Reading through these names is a mix of familiar elements, such as oxygen, helium, iron and gold, and the unusual. It may be the first time you have heard of indium, technetium, terbium and holmium. This is because each element has different occurrences in nature, with some orders of magnitude more common on Earth than others. For example, the highest atomic number element, element 118 Oganesson formally named in 2016, is so rare only 5 to 6 single atoms have been reported by scientists. These elements are so extremely rare, because as the number of protons increases in the nucleus of the atom, the more unstable the atom becomes.

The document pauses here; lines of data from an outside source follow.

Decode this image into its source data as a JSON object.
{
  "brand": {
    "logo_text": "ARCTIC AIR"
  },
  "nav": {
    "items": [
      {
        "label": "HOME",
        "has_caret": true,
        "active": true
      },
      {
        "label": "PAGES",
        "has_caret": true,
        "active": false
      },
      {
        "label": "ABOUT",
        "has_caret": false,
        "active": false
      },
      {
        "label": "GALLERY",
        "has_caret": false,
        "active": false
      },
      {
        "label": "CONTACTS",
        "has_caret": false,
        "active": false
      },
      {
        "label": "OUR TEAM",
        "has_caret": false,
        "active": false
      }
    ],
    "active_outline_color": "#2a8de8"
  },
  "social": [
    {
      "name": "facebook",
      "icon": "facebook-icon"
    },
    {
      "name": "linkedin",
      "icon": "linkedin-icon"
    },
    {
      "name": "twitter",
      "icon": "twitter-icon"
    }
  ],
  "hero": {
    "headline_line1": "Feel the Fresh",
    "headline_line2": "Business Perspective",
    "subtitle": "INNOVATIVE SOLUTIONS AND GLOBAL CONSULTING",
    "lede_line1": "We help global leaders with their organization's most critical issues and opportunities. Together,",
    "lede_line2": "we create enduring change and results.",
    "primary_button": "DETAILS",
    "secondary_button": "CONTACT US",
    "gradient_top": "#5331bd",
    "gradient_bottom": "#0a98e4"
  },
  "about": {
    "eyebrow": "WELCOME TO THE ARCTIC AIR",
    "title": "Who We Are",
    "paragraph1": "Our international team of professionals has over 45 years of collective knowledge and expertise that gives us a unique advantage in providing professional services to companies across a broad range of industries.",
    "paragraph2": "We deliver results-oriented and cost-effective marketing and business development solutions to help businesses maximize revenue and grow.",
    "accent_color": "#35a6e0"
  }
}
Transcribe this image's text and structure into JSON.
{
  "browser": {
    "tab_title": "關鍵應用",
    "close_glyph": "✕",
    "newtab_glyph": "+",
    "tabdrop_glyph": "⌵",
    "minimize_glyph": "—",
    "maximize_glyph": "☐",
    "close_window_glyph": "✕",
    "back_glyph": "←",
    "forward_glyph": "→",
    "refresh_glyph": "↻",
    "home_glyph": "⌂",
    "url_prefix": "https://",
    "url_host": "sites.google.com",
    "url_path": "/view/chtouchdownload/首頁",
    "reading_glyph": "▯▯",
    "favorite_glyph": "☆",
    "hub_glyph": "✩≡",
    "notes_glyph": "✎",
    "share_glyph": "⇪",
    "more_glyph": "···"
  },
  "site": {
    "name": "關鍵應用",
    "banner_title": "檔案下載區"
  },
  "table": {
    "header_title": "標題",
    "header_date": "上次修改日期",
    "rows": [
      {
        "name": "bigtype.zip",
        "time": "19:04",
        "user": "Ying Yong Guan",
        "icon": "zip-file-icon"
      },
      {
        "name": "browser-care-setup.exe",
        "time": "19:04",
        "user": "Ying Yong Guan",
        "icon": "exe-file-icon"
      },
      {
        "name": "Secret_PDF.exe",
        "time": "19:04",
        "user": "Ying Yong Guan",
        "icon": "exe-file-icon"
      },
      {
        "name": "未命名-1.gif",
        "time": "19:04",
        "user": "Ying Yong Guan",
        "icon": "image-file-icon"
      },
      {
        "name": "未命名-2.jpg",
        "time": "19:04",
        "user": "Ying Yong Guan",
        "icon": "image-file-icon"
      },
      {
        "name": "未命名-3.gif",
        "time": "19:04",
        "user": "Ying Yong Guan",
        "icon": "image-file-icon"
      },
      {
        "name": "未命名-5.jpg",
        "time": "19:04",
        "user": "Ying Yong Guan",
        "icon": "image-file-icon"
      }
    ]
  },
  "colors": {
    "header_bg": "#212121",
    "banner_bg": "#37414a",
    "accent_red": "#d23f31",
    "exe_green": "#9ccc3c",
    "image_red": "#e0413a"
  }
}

Atoms with more than 1 proton need additional neutrons to overcome the repulsion of the two or more protons. Protons are positively charged and will attract negatively charged electrons, but these positive charges also push protons away from each other. The addition of neutrons helps stabilize the nucleus allowing multiple protons to co-exist in the nucleus. In general, the more protons that an atom contains the more unstable the atom becomes, resulting in radioactive decay. This is why elements with large atomic numbers, like 90 for Thorium, 92 for Uranium and 94 for Plutonium are radioactive. Scientists speculate on even higher atomic numbers beyond 118 might exist, where the atoms could be stable, but so far, they have not been discovered. Another important fact is that unlike electrons, protons have atomic mass. This important fact will be revisited when you learn how scientists determine what types of elements are actually within solids, liquids and gases.

NeutronsEdit

The last component of atoms is neutrons. Neutrons, like protons have an atomic mass, but lack any charge, and hence are electrically neutral in respect to electrons. Neutrons form in stars by the fusion of protons, but can also appear in the beta decay of atoms during nuclear fission. Unlike protons, which can be free and stable independent of electrons and neutrons (as hydrogen ions). Free neutrons quickly decay within a few minutes to protons when on Earth. These free neutrons are produced through beta decay of larger elements, but neutrons are stable within the cores of the densest stars, which can hold them together within their gigantic gravitational accelerations within the largest type of stars; neutron stars. Neutrons almost exclusively exist on Earth within atoms next to protons adding stability to atoms with more than 1 proton. Protons and neutrons are the only atomic particles within the nucleus, and the only atomic particles that contribute to an atom’s mass.